European Central Bank keeps stimulus in place

The interest rate on the main refinancing operations and the interest rates on the marginal lending facility and the deposit facility will remain unchanged at 0.00%, 0.25% and -0.40% respectively.

Draghi said that the brighter outlook is largely a result of the bank's efforts and the economy still needs central bank support.

But the bank's announcement Thursday reiterated that its stimulus in the form of monthly bond purchases could be stepped up if the economic outlook worsens.

"Numerous ECB officials, including Mario Draghi, have highlighted that the pickup in inflation is due to global factors that have since waned", said Aviva Investors' head of rates Charlie Diebel.

The European Central Bank (ECB) has removed a reference to moving interest rates lower, a vital sign it is acknowledging the improving European economy in an attempt to placate critics of its ultra-loose monetary policy. While few expect that to happen, the words underline that the bank is not yet willing to call time on the stimulus program.

Ending the bond purchases and raising interest rates could have wide-ranging effects, such as a stronger euro and higher interest costs for heavily indebted governments.

The evidence is piling up that the growth in the eurozone has kicked into a higher gear and the region is recovering from the Great Recession and its crisis over high debt.

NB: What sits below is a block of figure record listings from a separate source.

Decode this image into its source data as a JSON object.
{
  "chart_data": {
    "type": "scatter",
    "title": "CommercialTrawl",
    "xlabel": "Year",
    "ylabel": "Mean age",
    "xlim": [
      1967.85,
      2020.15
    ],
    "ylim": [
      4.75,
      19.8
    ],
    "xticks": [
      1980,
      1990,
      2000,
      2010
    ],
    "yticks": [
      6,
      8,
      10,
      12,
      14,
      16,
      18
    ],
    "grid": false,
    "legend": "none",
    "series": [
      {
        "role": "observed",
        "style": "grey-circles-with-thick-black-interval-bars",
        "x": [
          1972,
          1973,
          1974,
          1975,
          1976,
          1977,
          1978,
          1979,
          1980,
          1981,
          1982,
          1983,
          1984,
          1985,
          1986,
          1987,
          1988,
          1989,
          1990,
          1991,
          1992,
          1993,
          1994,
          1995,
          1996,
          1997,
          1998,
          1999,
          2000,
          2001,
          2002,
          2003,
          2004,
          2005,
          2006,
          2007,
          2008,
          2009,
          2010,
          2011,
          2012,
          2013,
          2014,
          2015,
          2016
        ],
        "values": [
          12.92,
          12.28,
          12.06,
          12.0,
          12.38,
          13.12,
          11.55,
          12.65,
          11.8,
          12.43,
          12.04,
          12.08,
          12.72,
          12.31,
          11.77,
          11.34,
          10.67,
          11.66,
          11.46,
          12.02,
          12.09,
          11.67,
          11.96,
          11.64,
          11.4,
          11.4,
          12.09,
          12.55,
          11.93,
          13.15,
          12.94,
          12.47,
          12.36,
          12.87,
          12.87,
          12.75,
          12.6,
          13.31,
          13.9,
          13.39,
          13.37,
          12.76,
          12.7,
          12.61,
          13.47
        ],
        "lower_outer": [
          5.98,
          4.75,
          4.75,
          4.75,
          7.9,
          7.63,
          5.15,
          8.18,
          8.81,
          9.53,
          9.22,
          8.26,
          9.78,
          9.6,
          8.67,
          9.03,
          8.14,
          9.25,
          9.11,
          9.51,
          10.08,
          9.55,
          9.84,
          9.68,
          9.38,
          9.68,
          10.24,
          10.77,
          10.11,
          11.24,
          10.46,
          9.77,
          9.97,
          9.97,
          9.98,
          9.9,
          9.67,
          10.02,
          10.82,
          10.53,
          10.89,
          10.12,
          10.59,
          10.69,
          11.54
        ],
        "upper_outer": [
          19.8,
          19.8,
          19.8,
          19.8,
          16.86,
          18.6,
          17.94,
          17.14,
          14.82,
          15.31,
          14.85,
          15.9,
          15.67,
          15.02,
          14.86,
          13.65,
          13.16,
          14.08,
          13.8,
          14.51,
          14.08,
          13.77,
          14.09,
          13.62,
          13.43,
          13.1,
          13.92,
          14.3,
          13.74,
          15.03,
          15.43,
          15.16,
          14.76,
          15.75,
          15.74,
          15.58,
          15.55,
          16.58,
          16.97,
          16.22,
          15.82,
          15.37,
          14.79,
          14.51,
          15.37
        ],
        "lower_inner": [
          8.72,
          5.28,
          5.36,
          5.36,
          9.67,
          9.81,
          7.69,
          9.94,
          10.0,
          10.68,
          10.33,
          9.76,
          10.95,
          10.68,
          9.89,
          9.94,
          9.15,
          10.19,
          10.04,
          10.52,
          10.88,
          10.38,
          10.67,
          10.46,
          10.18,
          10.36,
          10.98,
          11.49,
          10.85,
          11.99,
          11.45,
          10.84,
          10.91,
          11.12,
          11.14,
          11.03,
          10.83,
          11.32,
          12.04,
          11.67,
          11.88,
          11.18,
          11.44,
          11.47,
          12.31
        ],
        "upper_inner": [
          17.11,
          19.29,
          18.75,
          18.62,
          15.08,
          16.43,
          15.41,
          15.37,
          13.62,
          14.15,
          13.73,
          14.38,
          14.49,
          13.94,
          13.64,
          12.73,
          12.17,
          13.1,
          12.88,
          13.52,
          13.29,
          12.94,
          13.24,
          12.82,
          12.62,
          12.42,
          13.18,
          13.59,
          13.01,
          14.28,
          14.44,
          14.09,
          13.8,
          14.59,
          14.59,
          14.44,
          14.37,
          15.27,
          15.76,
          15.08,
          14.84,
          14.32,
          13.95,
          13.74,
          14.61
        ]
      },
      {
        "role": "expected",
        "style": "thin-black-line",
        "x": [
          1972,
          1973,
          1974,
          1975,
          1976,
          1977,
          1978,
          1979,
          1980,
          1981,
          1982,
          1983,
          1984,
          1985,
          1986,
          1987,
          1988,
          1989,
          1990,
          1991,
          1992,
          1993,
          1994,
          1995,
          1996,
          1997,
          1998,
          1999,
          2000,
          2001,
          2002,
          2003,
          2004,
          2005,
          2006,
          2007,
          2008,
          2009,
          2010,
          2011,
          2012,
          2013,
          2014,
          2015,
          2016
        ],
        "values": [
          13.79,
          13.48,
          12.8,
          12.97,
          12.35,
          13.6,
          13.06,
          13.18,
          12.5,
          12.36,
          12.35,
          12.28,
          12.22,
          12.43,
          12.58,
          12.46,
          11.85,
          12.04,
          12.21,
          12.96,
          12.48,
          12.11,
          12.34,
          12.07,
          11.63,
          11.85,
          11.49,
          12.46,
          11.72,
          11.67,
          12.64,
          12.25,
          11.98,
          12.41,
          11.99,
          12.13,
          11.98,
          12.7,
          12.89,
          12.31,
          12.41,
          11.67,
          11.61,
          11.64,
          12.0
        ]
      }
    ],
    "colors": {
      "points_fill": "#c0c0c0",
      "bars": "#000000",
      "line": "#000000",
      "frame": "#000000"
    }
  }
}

The change in the bank's stance was widely expected among analysts, who believe it could be the first step towards the bank winding down its 60-billion-euro ($67.4 billion) per month bond-buying programme next year.

Still, inflation is one of the weak points.

Moving forward, investors concurred that the question mark over inflation in the eurozone will be the deciding factor over whether European Central Bank president Mario Draghi decides to raise rates in the future.

Volatile food and energy prices are to blame for such rapid changes, policymakers say, while "core", or underlying inflation discounting those elements remains sluggish.

"They have omitted the guidance that interest rates might be cut, but they have kept all their other easing measures in place and the comment that quantitative easing could be extended if needed", Sonja Marten, senior FX strategist at DZ Bank in Frankfurt, said.

But they also dropped a long-standing commitment to dropping rates yet further if necessary, indicating central bankers see reduced risk of economic shocks to the 19-nation single currency area.

On Thursday, the bank has kept its short-term benchmark rate that steers short-term rates at a record low of zero.

- The Stoxx Europe 600 Index rose 0.3 percent, led by banks and insurers.